DEIANIRA: Friends, while our guest is parleying in the house
With the girl-captives, on the point to go,
I am come forth to you in private, first
Wishing to tell you my devices, next
To be condoled with for my injuries.
For I have taken to my house a maid--
A maid no more, but mated, to my thinking--
Even as a shipman takes a load on board,
A losing bargain for my heart! And now
We two abide beneath one coverlet
To be embraced. This reward Heracles--
Faithful and good as we reputed him--
Sends, in return for my long house-tending.
And him I cannot be indignant with,
Often afflicted by this malady;
But to keep house with her, and to go shares
In the same marriage-bond--what wife could do it?
For I see bloom on her side coming on,
And on mine fading; and of such an eye
Will pick the flower, and eschew the rest.

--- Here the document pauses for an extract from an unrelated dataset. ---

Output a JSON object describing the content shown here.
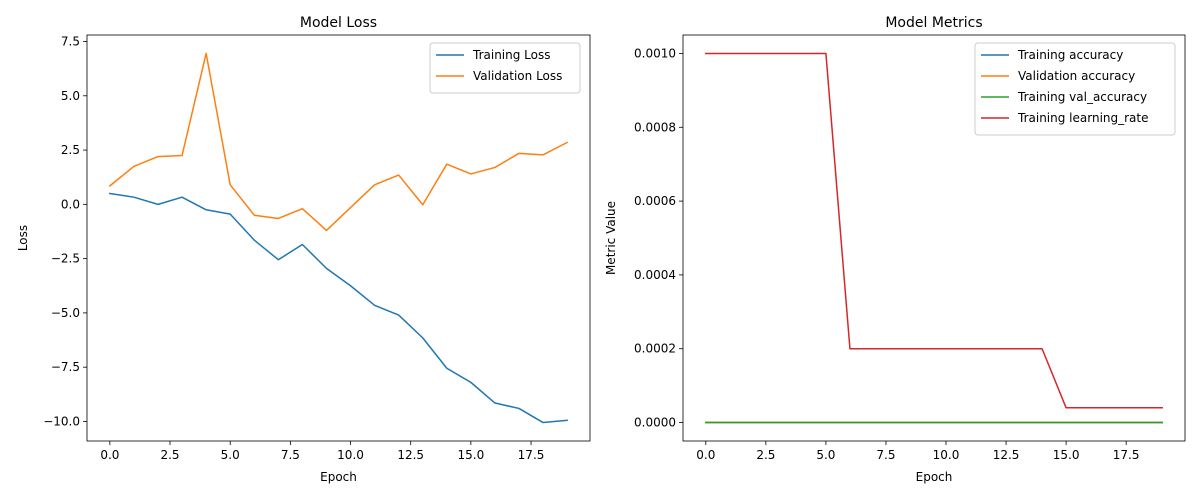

This, then, is what I fear; lest Heracles
Come to be called my consort, but her mate,
The younger woman. Still it is not well
A wife who has discretion, as I said,
Should become wroth; rather in what way, friends,
I may find easement, to deliver me,
Lo, I will tell you. I have long possessed
A keepsake of a monster of old time,
Put by in a brass vessel, which I took
When yet a girl, out of the mortal wound
Of the shag-bosomed Nessus, as he died;
Who used to carry men across the ford
Of the Evenus, a deep stream, for hire,
With his mere hands, plying without oar or sail.
He, when I first with Heracles a bride
Went, at my sire's disposing, carried me
Upon his back, when he was in mid-passage,
Touched me with wanton hands. And I cried out;
And straight the son of Jove turned, and his hands
Launched a winged shaft; and it whizzed through the breast,
Into his lungs. And as the brute expired,
He spake these words; "Child of old Œneus,
If you will hear, you shall have this much profit,
Seeing you were my last of passengers,
Out of my ferrying; for if you collect
The gore that stiffens round my deadly wound,
Just where the black envenomed shafts were dipped
In blood of the Lernæan water-snake,
A medicine for the heart of Heracles
It shall be to you; so that he shall love
No woman whom he looks on, more than you."
Mindful of this, my friends--for since his death
It has been carefully locked up at home--
I dipped this tunic, and threw in the whole
Of what he told me just before he died.
This has been done. Now never may I know--
Never be taught--malign experiments;
Nay, those who try them I detest; but if
Against this girl by charms I may prevail,
And by a philtre used on Heracles--
Why, means have been supplied; unless I seem
Busied in vain; if so, I will not do it.